Bazı inanç mensuplarının kendi dinlerini tanıtma
çabaları, bulundukları ülkenin değerlerini
aşağılayarak tamamıyla kendi inançlarını
yerleştirme mücadelesine dönüşmüştür. Dinlerinin
tanıtımını değil adeta propagandasını yapmaya
başlayan bu kişiler, insanların maddi ve manevi
zaaflarını kullanmaya, istismar etmeye
yönelmişlerdir. Bu davranışlar, dini hoşgörü ve
inançlara saygılı olmaya aykırıdır. Bu tür
davranışlara karşı bireyler dikkatli olmalıdır.
Türkiye Cumhuriyeti; laik, demokratik, sosyal bir
hukuk devletidir. Hiçbir yurttaş başka bir
yurttaşın dini inanç ve ibadetlerine karışmaz.
Yasal olarak da karışamaz. Çünkü herkes inanç ve
ibadetinde özgürdür. Atatürk bu konuda şöyle
demektedir: “Herkes vicdanının emrine uymakta
serbesttir. Biz dine saygı gösteririz, düşünüşe ve
düşünceye karşı değiliz. Biz sadece din işlerini
millet ve devlet işleriyle karıştırmamaya
çalışıyoruz.”
İnsanlar din ve inanç hürriyetine sahiptir.
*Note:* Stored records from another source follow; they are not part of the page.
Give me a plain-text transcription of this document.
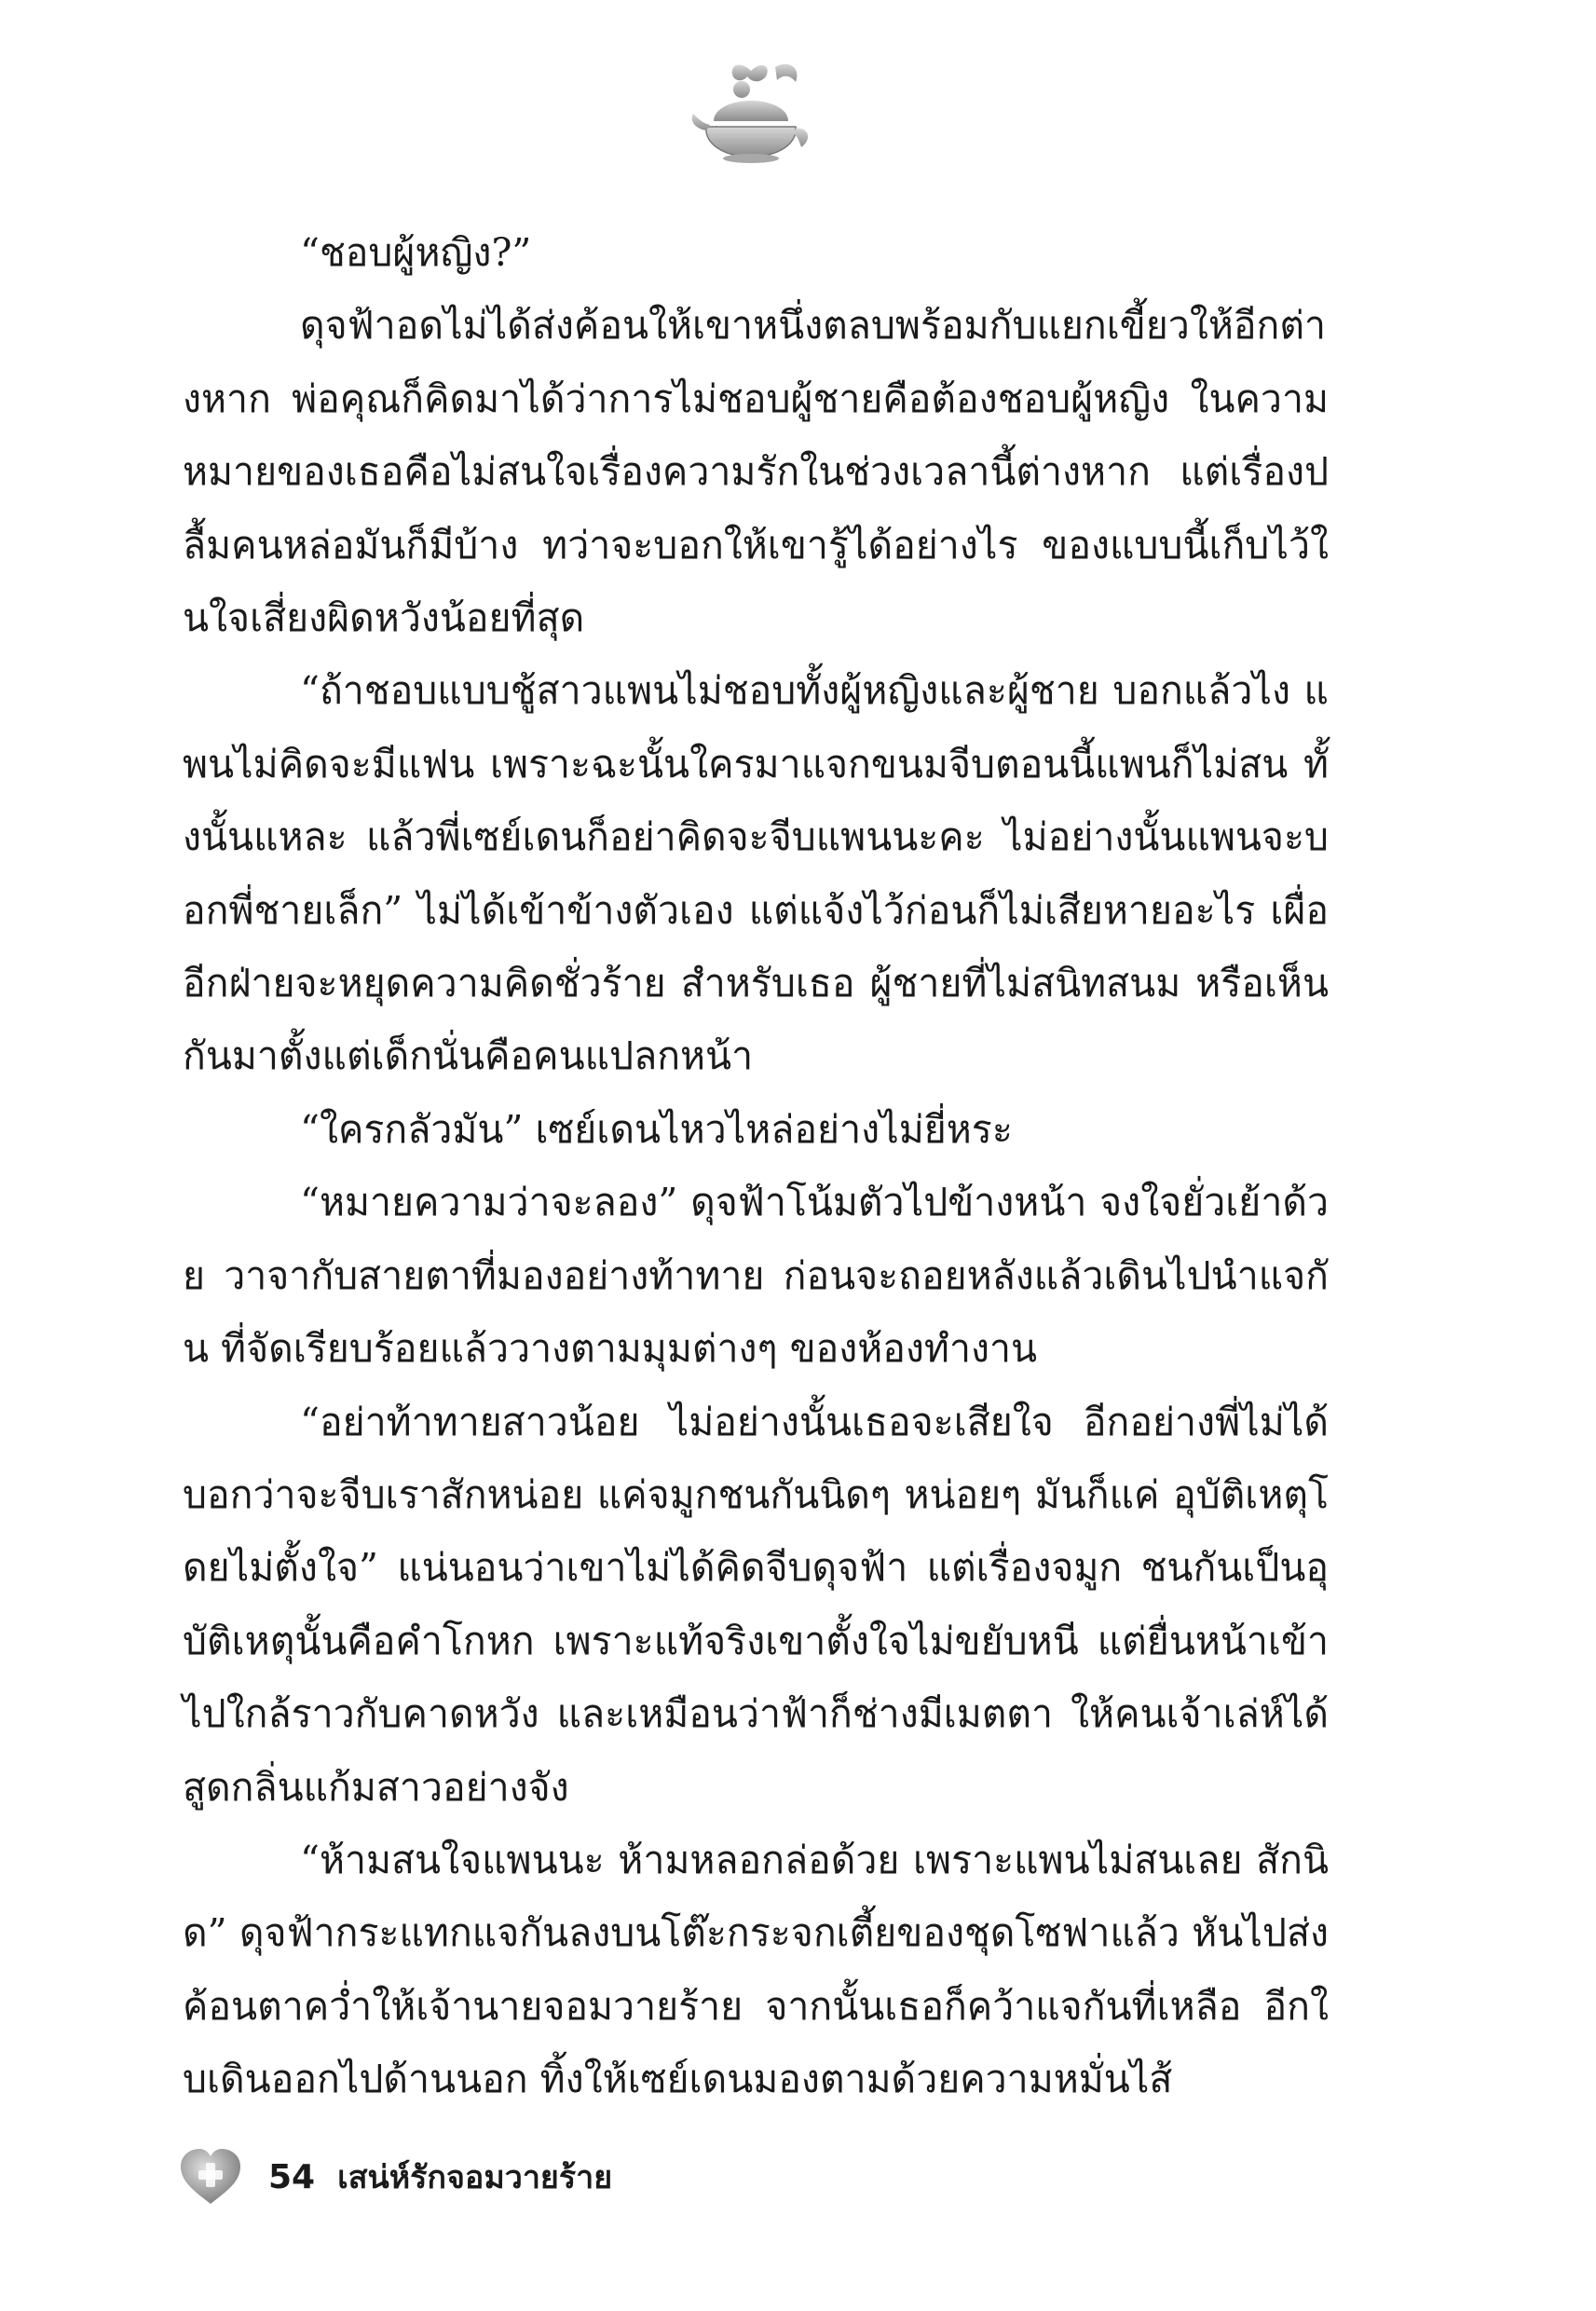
“ชอบผู้หญิง?”

ดุจฟ้าอดไม่ได้ส่งค้อนให้เขาหนึ่งตลบพร้อมกับแยกเขี้ยวให้อีกต่างหาก พ่อคุณก็คิดมาได้ว่าการไม่ชอบผู้ชายคือต้องชอบผู้หญิง ในความหมายของเธอคือไม่สนใจเรื่องความรักในช่วงเวลานี้ต่างหาก แต่เรื่องปลื้มคนหล่อมันก็มีบ้าง ทว่าจะบอกให้เขารู้ได้อย่างไร ของแบบนี้เก็บไว้ในใจเสี่ยงผิดหวังน้อยที่สุด

“ถ้าชอบแบบชู้สาวแพนไม่ชอบทั้งผู้หญิงและผู้ชาย บอกแล้วไง แพนไม่คิดจะมีแฟน เพราะฉะนั้นใครมาแจกขนมจีบตอนนี้แพนก็ไม่สน ทั้งนั้นแหละ แล้วพี่เซย์เดนก็อย่าคิดจะจีบแพนนะคะ ไม่อย่างนั้นแพนจะบอกพี่ชายเล็ก” ไม่ได้เข้าข้างตัวเอง แต่แจ้งไว้ก่อนก็ไม่เสียหายอะไร เผื่ออีกฝ่ายจะหยุดความคิดชั่วร้าย สำหรับเธอ ผู้ชายที่ไม่สนิทสนม หรือเห็นกันมาตั้งแต่เด็กนั่นคือคนแปลกหน้า

“ใครกลัวมัน” เซย์เดนไหวไหล่อย่างไม่ยี่หระ

“หมายความว่าจะลอง” ดุจฟ้าโน้มตัวไปข้างหน้า จงใจยั่วเย้าด้วย วาจากับสายตาที่มองอย่างท้าทาย ก่อนจะถอยหลังแล้วเดินไปนำแจกัน ที่จัดเรียบร้อยแล้ววางตามมุมต่างๆ ของห้องทำงาน

“อย่าท้าทายสาวน้อย ไม่อย่างนั้นเธอจะเสียใจ อีกอย่างพี่ไม่ได้ บอกว่าจะจีบเราสักหน่อย แค่จมูกชนกันนิดๆ หน่อยๆ มันก็แค่ อุบัติเหตุโดยไม่ตั้งใจ” แน่นอนว่าเขาไม่ได้คิดจีบดุจฟ้า แต่เรื่องจมูก ชนกันเป็นอุบัติเหตุนั้นคือคำโกหก เพราะแท้จริงเขาตั้งใจไม่ขยับหนี แต่ยื่นหน้าเข้าไปใกล้ราวกับคาดหวัง และเหมือนว่าฟ้าก็ช่างมีเมตตา ให้คนเจ้าเล่ห์ได้สูดกลิ่นแก้มสาวอย่างจัง

“ห้ามสนใจแพนนะ ห้ามหลอกล่อด้วย เพราะแพนไม่สนเลย สักนิด” ดุจฟ้ากระแทกแจกันลงบนโต๊ะกระจกเตี้ยของชุดโซฟาแล้ว หันไปส่งค้อนตาคว่ำให้เจ้านายจอมวายร้าย จากนั้นเธอก็คว้าแจกันที่เหลือ อีกใบเดินออกไปด้านนอก ทิ้งให้เซย์เดนมองตามด้วยความหมั่นไส้

54 เสน่ห์รักจอมวายร้าย
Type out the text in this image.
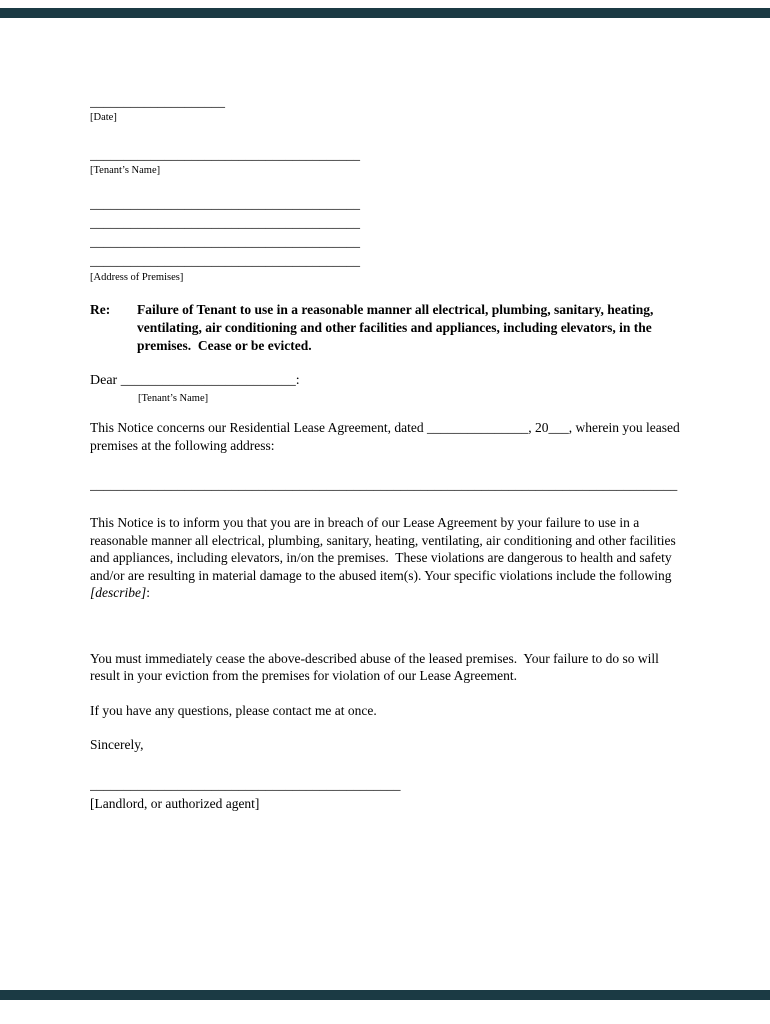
____________________
[Date]
________________________________________
[Tenant’s Name]
________________________________________
________________________________________
________________________________________
________________________________________
[Address of Premises]
Re:	Failure of Tenant to use in a reasonable manner all electrical, plumbing, sanitary, heating, ventilating, air conditioning and other facilities and appliances, including elevators, in the premises.  Cease or be evicted.
Dear _________________________:
[Tenant’s Name]
This Notice concerns our Residential Lease Agreement, dated _______________, 20___, wherein you leased premises at the following address:
_______________________________________________________________________________________
This Notice is to inform you that you are in breach of our Lease Agreement by your failure to use in a reasonable manner all electrical, plumbing, sanitary, heating, ventilating, air conditioning and other facilities and appliances, including elevators, in/on the premises.  These violations are dangerous to health and safety and/or are resulting in material damage to the abused item(s). Your specific violations include the following [describe]:
You must immediately cease the above-described abuse of the leased premises.  Your failure to do so will result in your eviction from the premises for violation of our Lease Agreement.
If you have any questions, please contact me at once.
Sincerely,
______________________________________________
[Landlord, or authorized agent]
Bunun
için diğer din, örf ve adetlere saygı göstermek
gerekir. Çünkü başkalarının din, örf ve adetlerine
saygı göstermek insanları birbirlerine yaklaştırıp
dünya barışına katkı sağlar. Ancak misyonerlik
faaliyetlerinin bir kısmının istismara yönelik olduğu
da unutulmamalıdır. İnsanların zayıflıklarını
kullanarak onları kandırmak ve bir görüşe körü
körüne bağlamaya çalışmak doğru değildir.
Milletimiz hem kendi değerlerine sahip çıkmış hem
de başkalarının değerlerine hoşgörüyle
yaklaşmıştır. Onların din, inanç, örf ve adetlerine
daima saygılı ve hoşgörülü olmuştur. Atatürk
milletimizin bu niteliğini şu sözüyle dile getirmiştir:
“Hiçbir millet, milletimizden çok yabancı unsurların
inanış ve ibadetlerine saygı göstermemiştir.